Monolithic ultra-high dielectric constant (uHDC) materials are shown to produce a large enhancement in B1 field of a pre-fabricated RF coil [1,2]. Conversely, an uHDC block itself has many specific self-resonant modes (SRM), for a given geometry and permittivity. To effectively utilize uHDC material for RF engineering, it is necessary to investigate how RF coil design is influenced by the SRM of uHDC monolithic material for optimal RF field enhancement. In this work, we hypothesized that the fundamental SRM of uHDC block at MR system operating frequency should be most efficient in B1 field enhancement.

Methods

Since the frequency of the fundamental SRM is determined by the largest dimension of the material, an on-resonance block was obtained by trimming the longest side of a rectangular uHDC block to 90 mm such that the frequency of fundamental SRM of the block resonated at 123.2 MHz, the operating frequency of the 3T system. An off-resonance block with largest dimension of 109 mm (fTE11δ=119.0 MHz) was used for comparison. The frequency of the SRM was determined experimentally by measuring S11 with a pickup coil on a network analyzer. Subsequently, two rectangular surface coils were constructed and tuned with one coil (86 mm x 86 mm) having twice of the area of the other (61 mm x 61 mm). The transmit efficiency was numerically calculated in xFDTD and experimentally measured (3 mm3 voxels) using Bloch-Siegert technique [3,4] on a 3T Siemens PrismaFit under six different experimental setups: two baselines with the small and large surface coil alone, on-resonant block with small and large coil as well as the off-resonant block with small and large coil. Each setup was placed on an Agar rectangular bottle phantom (120 mm x 120 mm x 200 mm, T1=1.9 s) as shown in Figure 1. Additionally, we numerically explored the optimal RF coil size for on-resonance and off-resonance block. The side length of the rectangular RF coil was varied between 40 mm and 90 mm. The transmit efficiency was normalized for each setup using a given ROI in the phantom as indicated.

Results and Discussion

With the measured permittivity of 1177 and its initial geometry the uHDC block had its fundamental SRM at 119.0 MHz. Figure 2 shows dependence of the frequency of the SRM of the uHDC block on its dimension. Both simulated (Figure 3) and experimental (Figure 4) results are in good agreement. For both coil configurations with on-resonant uHDC block, there is a about a twofold improvement of the transmit efficiency over the surface coils alone. The larger coil has a greater enhancement over smaller coil with both blocks. Both on-resonant and off-resonant uHDC block dramatically improve the baseline transmit efficiencies in the phantom. The B1 field enhancement is slight stronger with on-resonant block than off-resonant block. The off-resonant block, however, offers a smoother B1 distribution and a wider enhancement pattern. This is due to the very concentrated B flux lines in the center of the block of the SRM. We also explored a large range of possible RF coil size for each of the blocks. As the simulated B1 maps suggest, the coil size that matches the block size would yield best results.

Conclusion

Our experimental and simulated results demonstrate the B1 field can be enhanced greatly by both on-resonant and off-resonant uHDC blocks with similar magnitude. The geometry of RF coils that couple to the uHDC blocks should provide the largest B1 flux to the sample for optimal enhancement.

Acknowledgements

NIH grants of R24 MH106049, RO1 NS070839, S10 RR029672, P41 EB015894 and P30 NS076408.

References

[1] Rupprecht et al., ISMRM 2013 P5458

[2] O'Reilley et al., ISMRM 2016 P0393

[3] Sacolick et al., MRM 63:1315–1322 (2010)

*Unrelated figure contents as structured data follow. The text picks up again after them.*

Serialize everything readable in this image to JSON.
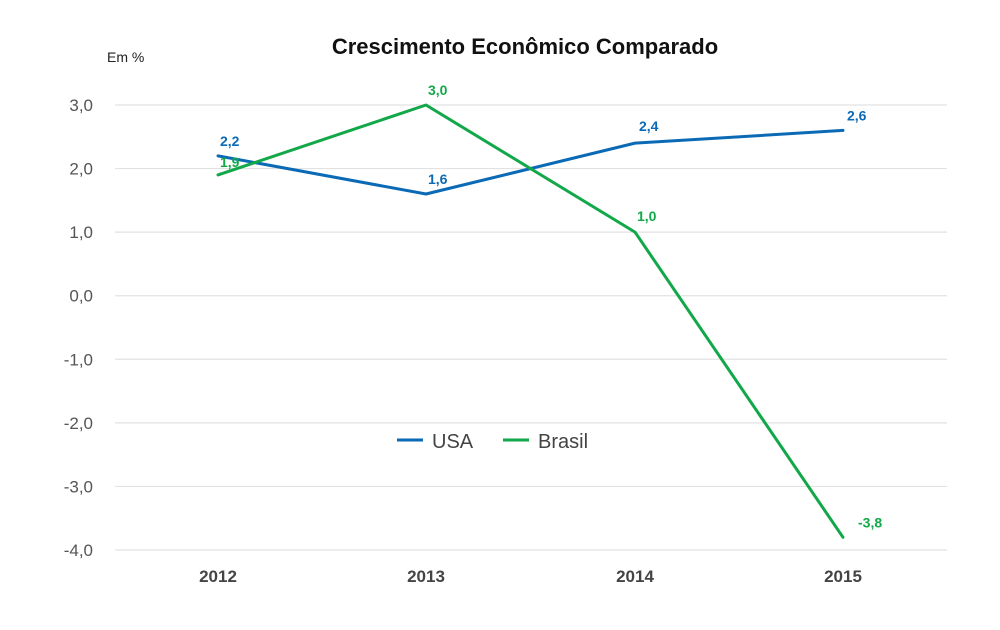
{
  "chart_data": {
    "type": "line",
    "title": "Crescimento Econômico Comparado",
    "unit_label": "Em %",
    "x": [
      "2012",
      "2013",
      "2014",
      "2015"
    ],
    "ylim": [
      -4.0,
      3.0
    ],
    "yticks": [
      "3,0",
      "2,0",
      "1,0",
      "0,0",
      "-1,0",
      "-2,0",
      "-3,0",
      "-4,0"
    ],
    "ytick_values": [
      3,
      2,
      1,
      0,
      -1,
      -2,
      -3,
      -4
    ],
    "grid": true,
    "legend_position": "center",
    "series": [
      {
        "name": "USA",
        "color": "#0b6ab5",
        "values": [
          2.2,
          1.6,
          2.4,
          2.6
        ],
        "labels": [
          "2,2",
          "1,6",
          "2,4",
          "2,6"
        ]
      },
      {
        "name": "Brasil",
        "color": "#12a84a",
        "values": [
          1.9,
          3.0,
          1.0,
          -3.8
        ],
        "labels": [
          "1,9",
          "3,0",
          "1,0",
          "-3,8"
        ]
      }
    ]
  }
}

[4] Jankiewicz et al, ISMRM 2012 P4265

Figures

Bottle phantom, block and RF coil setup used for computer modelling and experiments.

The fundamental mode frequency of the uHDC block (permittivity 1177) as a function of the longest side.

Numerical calculations of the transmit efficiency for each of the 6 configurations.

Experimentally measured transmit efficiency for each of the 6 configurations.